Die Deutsche Bank hat gestern mit ihren Quartalszahlen die Erwartungen der Analysten pulverisiert. Der Vorsteuergewinn und der Nettogewinn zogen deutlich an, die Kosten purzeln weiter und die Prognose für das laufende Jahr wurde erhöht. Dennoch schloss die Aktie am Ende des Handelstags mehr als ein Prozent im Minus. DER AKTIONÄR erklärt, warum Anleger das Zahlenwerk nicht honorieren.
Das Q2 2021 ist das vierte Quartal in Folge, in dem das Finanzinstitut mit einem Überschuss abschließt.

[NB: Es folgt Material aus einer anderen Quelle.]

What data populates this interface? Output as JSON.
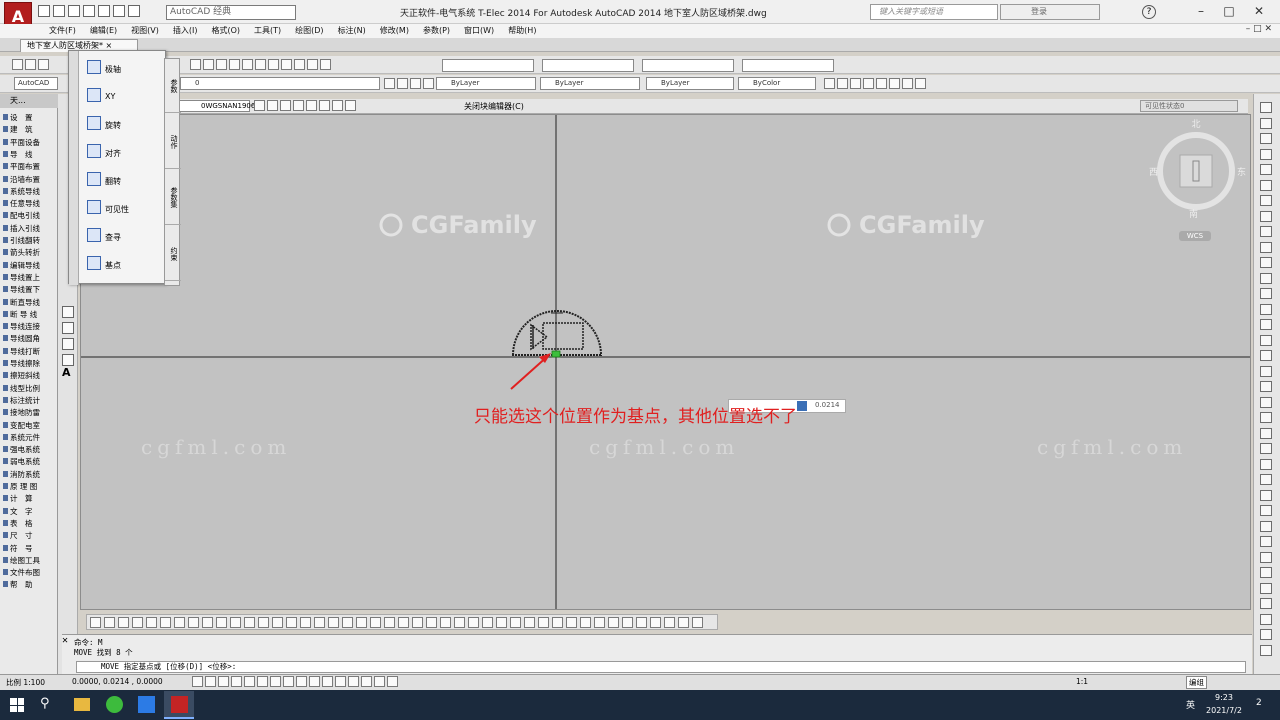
{
  "title_bar": {
    "app_logo": "A",
    "workspace": "AutoCAD 经典",
    "title": "天正软件-电气系统 T-Elec 2014  For Autodesk AutoCAD 2014     地下室人防区域桥架.dwg",
    "search_placeholder": "键入关键字或短语",
    "login": "登录",
    "help": "?"
  },
  "menu": [
    "文件(F)",
    "编辑(E)",
    "视图(V)",
    "插入(I)",
    "格式(O)",
    "工具(T)",
    "绘图(D)",
    "标注(N)",
    "修改(M)",
    "参数(P)",
    "窗口(W)",
    "帮助(H)"
  ],
  "doc_tab": "地下室人防区域桥架*",
  "toolbar": {
    "layer_value": "0",
    "color": "ByLayer",
    "linetype": "ByLayer",
    "lineweight": "ByLayer",
    "plotstyle": "ByColor",
    "style_combo": "AutoCAD",
    "block_name": "0WGSNAN1906)",
    "close_block_editor": "关闭块编辑器(C)",
    "visibility_state": "可见性状态0"
  },
  "left_palette": {
    "header": "天...",
    "items": [
      "设　置",
      "建　筑",
      "平面设备",
      "导　线",
      "平面布置",
      "沿墙布置",
      "系统导线",
      "任意导线",
      "配电引线",
      "插入引线",
      "引线翻转",
      "箭头转折",
      "编辑导线",
      "导线置上",
      "导线置下",
      "断直导线",
      "断 导 线",
      "导线连接",
      "导线圆角",
      "导线打断",
      "导线擦除",
      "擦短斜线",
      "线型比例",
      "标注统计",
      "接地防雷",
      "变配电室",
      "系统元件",
      "强电系统",
      "弱电系统",
      "消防系统",
      "原 理 图",
      "计　算",
      "文　字",
      "表　格",
      "尺　寸",
      "符　号",
      "绘图工具",
      "文件布图",
      "帮　助"
    ]
  },
  "block_authoring_palette": {
    "items": [
      "极轴",
      "XY",
      "旋转",
      "对齐",
      "翻转",
      "可见性",
      "查寻",
      "基点"
    ],
    "tabs": [
      "参数",
      "动作",
      "参数集",
      "约束"
    ]
  },
  "viewcube": {
    "north": "北",
    "south": "南",
    "east": "东",
    "west": "西",
    "wcs": "WCS"
  },
  "annotation": "只能选这个位置作为基点，其他位置选不了",
  "dynamic_input": "0.0214",
  "watermark": {
    "brand": "CGFamily",
    "url": "cgfml.com"
  },
  "command_line": {
    "line1": "命令: M",
    "line2": "MOVE 找到 8 个",
    "prompt": "MOVE 指定基点或 [位移(D)] <位移>:"
  },
  "status_bar": {
    "scale": "比例 1:100",
    "coords": "0.0000, 0.0214 , 0.0000",
    "anno_scale": "1:1",
    "edit": "编组"
  },
  "taskbar": {
    "time": "9:23",
    "date": "2021/7/2",
    "ime": "英",
    "notif": "2"
  },
  "colors": {
    "annotation": "#e02020",
    "canvas": "#c2c2c2",
    "taskbar": "#1b2a3d",
    "app_red": "#b21e1e"
  }
}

Vor Steuern versiebenfachte sich der Gewinn auf 1,20 Milliarden, unter dem Strich verbliebenen nach Zahlungen für Nachranganleihen noch immer fast 692 Millionen Euro. Der Konsens wurde davon überrascht, denn die jeweiligen Schätzungen lagen jeweils deutlich darunter.
Risikovorsorge sinkt stark
Das Investmentbanking steuert wie auch in den zurückliegenden Quartalen einen guten Teil zum Gewinn bei, doch dieses Mal stören sich Anleger an anderen Punkten: So hat die Deutsche Bank den Bedarf für die Risikovorsorge erheblich nach unten korrigiert. Nach 35 bis 40 Basispunkten der vergebenen Kredite kalkuliert das Management jetzt nur noch mit 20 Basispunkten. Zudem sank die Risikovorsorge im abgelaufenen Quartal um 90 Prozent auf 75 Millionen Euro. Das lässt sich nur einmal machen und somit nicht wiederholen.
Höhere Belastungen voraus
Rücklagen schütten nun viele europäische Großbanken aus, da es die wirtschaftliche Lage erlaubt. Ein anderer Punkt betrifft die Bank als größtes deutsches Geldhaus besonders: Steigende Kosten durch zusätzliche Beiträge zur Einlagensicherung nach der Pleite der Greensill Bank und Entschädigungen von Kunden für überhöhte Kontogebühren. Außerdem fallen auch die Zahlungen an den europäischen Bankenabwicklungsfonds in Zukunft höher aus. Die Bank kalkuliert mit 400 Millionen Euro Mehrkosten.
Kostenziel beerdigt
Das durchkreuzt die Pläne, Ende 2023 ein absolutes Kostenniveau von 16,7 Milliarden Euro zu erzielen. Daher schwenkt das Management nun um und stellt die Kosten-Ertrags-Quote von 70 Prozent heraus, die nach wie vor erreicht werden soll. Steigen die Kosten, muss der Konzern höhere Erträge einfahren, um das Ziel doch noch zu erreichen. Nachdem CEO Christian Sewing lange die Kostenkontrolle der Bank als Erfolg verkauft hatte, stößt vielen Anlegern nun sauer auf, dass dieses Ziel nun intransparenter wird. Denn ein absolutes Kostenniveau soll nicht mehr veröffentlicht werden. Allerdings handelt es sich um Kostenbestandteile, auf die die Bank wenig Einfluss hat.
Bisher ist die Deutsche Bank bei der Kosten-Ertrags-Quote auf einem guten Weg. Nach 87,1 Prozent im ersten Halbjahr 2020 erreichte man nun 78,5 Prozent im diesjährigen Vergleichszeitraum. Laut Finanzvorstand James von Moltke sollen die Erträge zudem 2022 eher bei 25,0 Milliarden als bei bisher prognostizierten 24,4 Milliarden Euro liegen. Im Investmentbanking zeigt sich auch, dass das Institut anscheinend Marktanteile zurückerobern konnte. Die Umsätze sanken hier um elf Prozent aufgrund der Abkühlung am Gesamtmarkt, Rivalen an der Wall Street hatten aber deutlich höhere Rückgänge zu verzeichnen.
Der Markt sucht bei der Deutschen Bank das Haar in der Suppe, denn nach jahrelangen Misserfolgen fällt es vielen Anlegern und Analysten schwer, wieder Vertrauen zu fassen. Das ist verständlich, aber die gestrige Kursreaktion auf die Zahlen war teilweise übertrieben. Den Hebel der eigenen Büromieten, die aufgrund weniger benötigter Fläche in Summe sinken dürften (Stichwort Corona), hat die Bank noch gar nicht gezogen. Zudem geht es mit Negativzinsen für Kleinsparer gerade erst los.
Die Aktie eignet sich ohnehin nur für spekulativer orientierte Anleger. Diese könne nach Zahlen aber zugreifen.